As one "lung" of the National Industrial Recovery Act of 1933, the PWA was to provide economic stimulus through construction projects. The other "lung" of the NIRA, the National Recovery Administration (NRA), would provide the regulatory codes to reduce cutthroat competition. It was hoped that these two lungs would breathe new life into the beleagured industrial economy.
Infrastructure
With $3.3 billion in initial funds, the PWA had several ways to distribute the money:
- Initiate its own projects as a construction agency.
- Shift funds to other federal agencies with their own construction projects.
- Offer a combination of loans and grants to state and local governments for nonfederal projects.
- Make loans to private corporations.
PWA funds impacted the whole nation economically and socially. It built roads and highways (ex. Florida Keys overseas highway), sewage systems (Chicago's), water systems (Denver's), gas and electric plants, schools (buildings at University of Washington), courthouses, hospitals, jails, dams and locks (Mississippi River Valley), reclamation and irrigation projects, bridges (Triborough in New York), levee and flood control projects (Muskingum Valley in Ohio), tunnels (Lincoln Tunnel in New York), and airports (La Guardia in New York).
The military was also impacted. The PWA helped rebuild the Navy with the construction of the aircraft carriers Yorktown and Enterprise, four cruisers, four heavy destroyers, many light destroyers, submarines, planes, engines, and instruments. The PWA also built 32 Army posts, 50 military airports, and planes for the Air Corps.
The PWA's impact is seen in the numbers. From 1933 to 1939, it supplied about a billion and three-fourths man-hours of labor at construction sites and another 3 billion hours of work in the production, fabrication, and transportation of materials. The PWA helped build:
- 70% of the country's new educational buildings.
- 65% of courthouses, city halls, and sewage plants.
- 35% of hospitals and public health facilities.
- 10% of all roads, bridges, subways, and other transportation structures.
Harold Ickes
However, the PWA had its problems. The slowness in getting projects started was a major obstacle. Not only did the PWA had to conduct engineering surveys, blueprints, cost analyses, legal actions, and advertisements for bids, its chief, Harold Ickes, agonizingly went through each project proposal with a fine-toothed comb. Ickes was determined to prevent waste and fraud and even hired a staff of investigators who tapped phones of suspicious contractors and PWA employees.

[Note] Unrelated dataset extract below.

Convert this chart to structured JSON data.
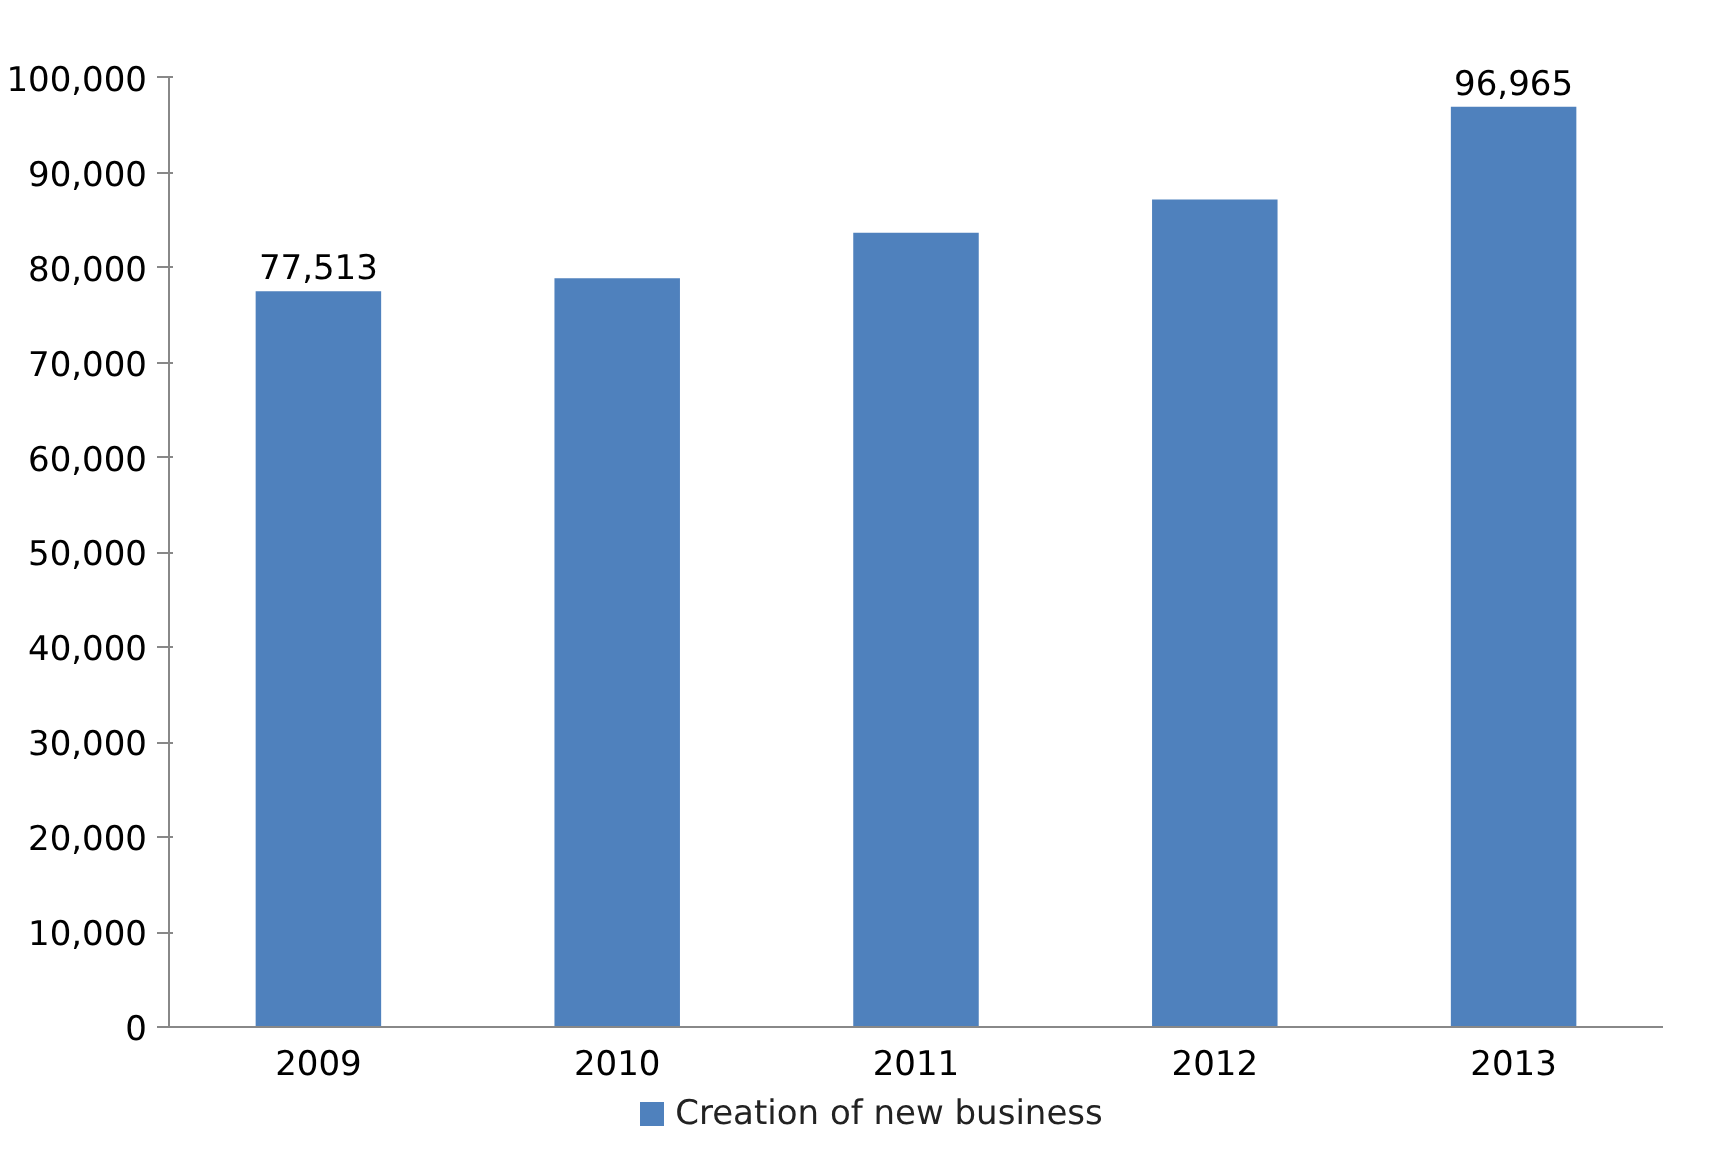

Ickes' deliberateness and goals for the PWA were at odds with others on the Public Works Board in Franklin Roosevelt's administration. Hugh Johnson, head of the NRA, saw the PWA as an industrial stimulus. Harry Hopkins, head of the Civil Works Administration and the Works Progress Administration, saw the PWA as work relief. Conservative Lewis Douglas saw it as a waste of money. Ickes saw the PWA as a builder of durable and meaningful public monuments.
As a consequence of the cross-purposes and slowness of the PWA, industry and employment did not rebound to the level some had wished. From 1932 to 1935, only 700,000 jobs had been created. One out of five were still unemployed by 1935. Former President Herbert Hoover emphatically made this point in a radio address, stressing that employment was not even near pre-stock market crash levels.
But the Public Works Administration's contribution to the minor economic recovery of 1933-1937 can be detected. FDR's budget slashing of the PWA in 1937, among other factors, caused the 1937 recession, highlighting the PWA's positive impact. Overall, the PWA, even with its bureaucratic sluggishness, offered needed work relief for desperate individuals and strengthened the nation's infrastructure.
Sources
Kennedy, David M., Freedom From Fear, Oxford: New York, 1999.
Schlesinger, Arthur M. Jr., The Coming of the New Deal, Houghton Mifflin: New York, 2003.
Shlaes, Amity, The Forgotten Man, HarperCollins: New York, 2007.